Comparisons between Tatum and Bruce Willis' wisecracking "Die Hard" character are obvious; they share the same first name and both wear dirty, sleeveless T-shirts.
On the Granger Movie Gauge of 1 to 10, "White House Down" is an implausible but action-packed, escapist 8. Emmerich's next is "Independence Day 2," scheduled to open July 3.
"THE BLING RING"
If ever a movie was designed to induce parental anxiety, this is it -- as southern California teenagers go on an intoxicating, guilt-free burglary spree in the Hollywood Hills, excitedly chirping, "Let's go shopping!" Dazzled by the luxurious excess they see on television and in magazines, the group is headed by ringleader Rebecca (Katie Chang), who befriends shy, socially awkward Indian Hills High School newcomer Mark (Israel Broussard), along with nervy Chloe (Claire Julien) and Nicki (Emma Watson), her younger sister Emily (Georgia Rock) and their "adopted" sister Sam (Taissa Farmiga). The latter three are home-schooled by their ditsy mom (Leslie Mann), the curriculum from the self-help best-seller "The Secret."
After consulting stalker websites, they target the palatial and surprisingly unprotected homes of indulgent fashionistas Paris Hilton, Lindsay Lohan, Audrina Patridge, Megan Fox, Rachel Bilson, Miranda Kerr and Orlando Bloom, among others. Apparently, none of these high-profile celebrities ever installed a burglar alarm, and Hilton conveniently left her house key under the front-door mat. The teen intruders' haute-couture haul in glittery designer loot was said to exceed $3 million.
Based on a real-life crime spree, which sparked the 2010 Vanity Fair article "The Suspects Wore Louboutins" by Nancy Jo Sales, the flimsy, atmospheric script by director Sofia Coppola should be a cautionary caper, a societal fable about materialism and amorality.

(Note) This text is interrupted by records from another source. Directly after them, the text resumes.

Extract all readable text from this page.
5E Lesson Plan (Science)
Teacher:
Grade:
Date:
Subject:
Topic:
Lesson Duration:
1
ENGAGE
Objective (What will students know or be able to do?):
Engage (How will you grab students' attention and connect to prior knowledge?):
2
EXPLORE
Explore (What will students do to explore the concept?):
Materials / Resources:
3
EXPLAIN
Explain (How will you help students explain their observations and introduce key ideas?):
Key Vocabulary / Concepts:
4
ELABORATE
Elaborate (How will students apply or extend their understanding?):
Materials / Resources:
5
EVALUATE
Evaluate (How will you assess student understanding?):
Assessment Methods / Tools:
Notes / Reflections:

Problem is: as evidenced by "Marie Antoinette," "Lost in Translation" and "Somewhere," Coppola seems not only blatantly besotted with the idle rich but also enticed and titillated by their vacuous extravagance. As a result, there's too little about the consequences of inept parenting and cocaine addiction.
Nevertheless, Coppola elicits clueless, yet convincing performances from her tweeting, texting cast, particularly Broussard, prancing in fuchsia stilettos, and Watson, shedding her "Harry Potter" Hermione persona. Not surprisingly, publicity-hungry hotel heiress Hilton allowed Coppola to film her lavishly decorated home and her chocked-full, candy-box closet.
On the Granger Movie Gauge of 1 to 10, "The Bling Ring" is a shallow yet scary 6, superficially documenting a banal youth culture of self-surveillance.